Pharmaceutical companies which make extensive use of contract clinical research organisations (CROs) tend to enjoy faster development times for their projects, according to data provided by the Tufts Center for the Study of Drug Development in the USA.
Sponsor companies who were high CRO users are more likely to submit marketing application within 30 days of the projected submission date than low users, said Dr Christopher Milne, assistant director of Tufts CSDD, at the Pabord conference in London.
But interestingly there was no difference between in-house clinical research and the outsourced variety in terms of the quality of the work carried out, with just one exception: High users of CROs for pivotal trials also had a significantly shorter time from the last patient visit in a study to data lock than low users, at 42 days versus 56 days, respectively.

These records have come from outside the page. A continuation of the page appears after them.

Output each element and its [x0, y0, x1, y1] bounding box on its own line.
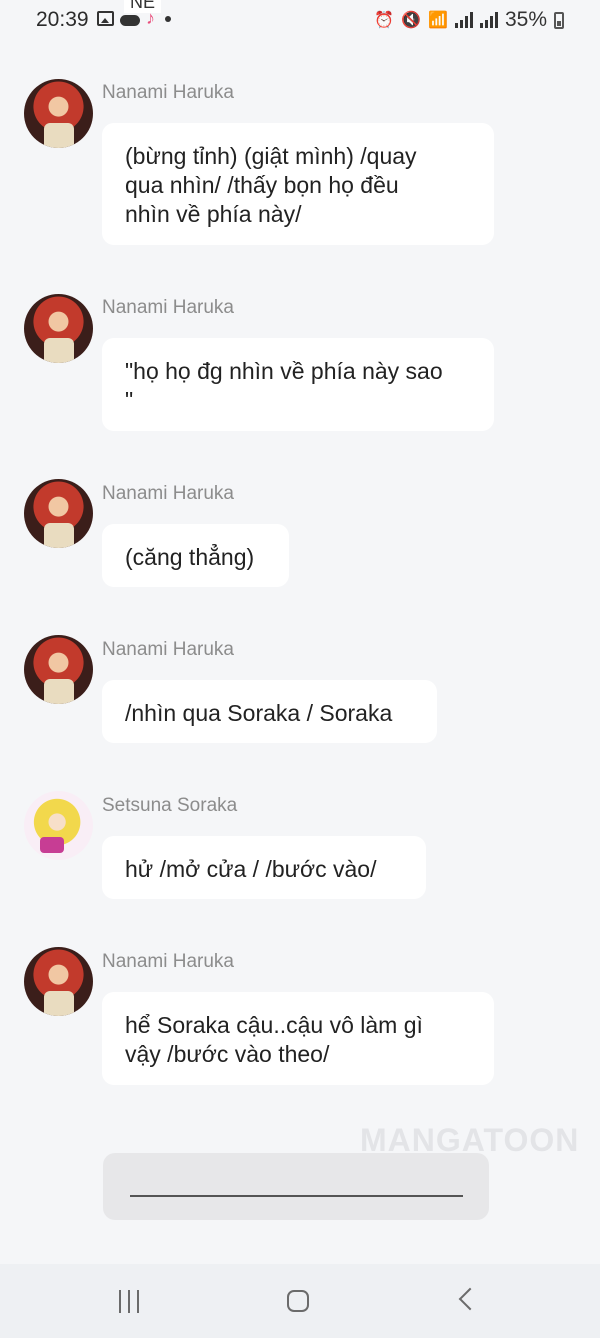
more-notifications-dot [165, 15, 171, 22]
avatar[interactable] [24, 635, 93, 704]
sender-name: Nanami Haruka [102, 82, 234, 103]
avatar[interactable] [24, 947, 93, 1016]
battery-percent: 35% [504, 8, 547, 31]
cloud-icon [120, 15, 140, 26]
home-icon[interactable] [287, 1290, 309, 1312]
sender-name: Nanami Haruka [102, 639, 234, 660]
message-input[interactable] [103, 1153, 489, 1220]
mute-icon: 🔇 [401, 12, 422, 29]
sender-name: Nanami Haruka [102, 483, 234, 504]
battery-icon [554, 11, 564, 29]
message-bubble[interactable]: hử /mở cửa / /bước vào/ [102, 836, 426, 899]
gallery-icon [97, 11, 114, 26]
sender-name: Setsuna Soraka [102, 795, 238, 816]
back-icon[interactable] [458, 1287, 482, 1311]
wifi-icon: 📶 [428, 12, 448, 29]
input-underline [130, 1195, 463, 1197]
status-bar: 20:39 ♪ NE ⏰ 🔇 📶 35% [0, 0, 600, 40]
avatar[interactable] [24, 479, 93, 548]
message-bubble[interactable]: (căng thẳng) [102, 524, 289, 587]
avatar[interactable] [24, 79, 93, 148]
message-bubble[interactable]: hể Soraka cậu..cậu vô làm gì vậy /bước v… [102, 992, 494, 1085]
status-time: 20:39 [36, 8, 89, 31]
recent-apps-icon[interactable] [119, 1290, 139, 1313]
sender-name: Nanami Haruka [102, 951, 234, 972]
message-bubble[interactable]: (bừng tỉnh) (giật mình) /quay qua nhìn/ … [102, 123, 494, 245]
message-bubble[interactable]: /nhìn qua Soraka / Soraka [102, 680, 437, 743]
notification-overlay: NE [124, 0, 162, 13]
avatar[interactable] [24, 294, 93, 363]
sender-name: Nanami Haruka [102, 297, 234, 318]
signal-icon [454, 12, 473, 28]
signal-icon [479, 12, 498, 28]
navigation-bar [0, 1264, 600, 1338]
avatar[interactable] [24, 791, 93, 860]
alarm-icon: ⏰ [374, 12, 395, 29]
message-bubble[interactable]: "họ họ đg nhìn về phía này sao " [102, 338, 494, 431]
status-system-icons: ⏰ 🔇 📶 35% [374, 8, 564, 32]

And with the pharmaceutical industry facing the double whammy of spiralling R&D costs and lengthening clinical development times – as well as a reduction in the number of new drugs coming to market – it is unsurprising that Tufts’ data indicates that drugmakers are turning to CROs to carry out more clinical development.
The cost of developing a new drug has risen from $800 million in 1997 to $1.1 billion in 2001, and could reach $1.9 billion by 2013 if the current trend continues, said Milne, citing data from a seminal paper by Joseph DiMasi that was published in the Journal of Health Economics in 2003.
The cost of clinical trials accounts for the bulk of the overall cost of drug development – and given that the time spent on them has obstinately stayed at around 40%-50% of the total 13-14 years of a typical drug development project – the rationale for greater use of outsourcing is clear.
The data bear out this view. Global spending on clinical services outsourcing grew at a rate of more than 15% a year between 2001 and 2004, outstripping the 11% growth in overall clinical development spending, said Milne.
Outsourced clinical research (not including pass-through clinical services like central lab and investigator grants) reached around $5.6 billion in 2004, or around 15% of the total $37.7 billion spend across the industry. Back in 2001 it accounted for 13.5%, he told the meeting.
Milne believes that the trend toward outsourcing will continue, even though the clinical landscape is changing more now than at any time in recent decades. New technologies such as adaptive trial design, microdosing, electronic data capture, pharmacogenomics and biomarkers serving as surrogates for clinical endpoint are now providing new opportunities to reduce clinical testing times, and CROs have played their part in developing them, he noted.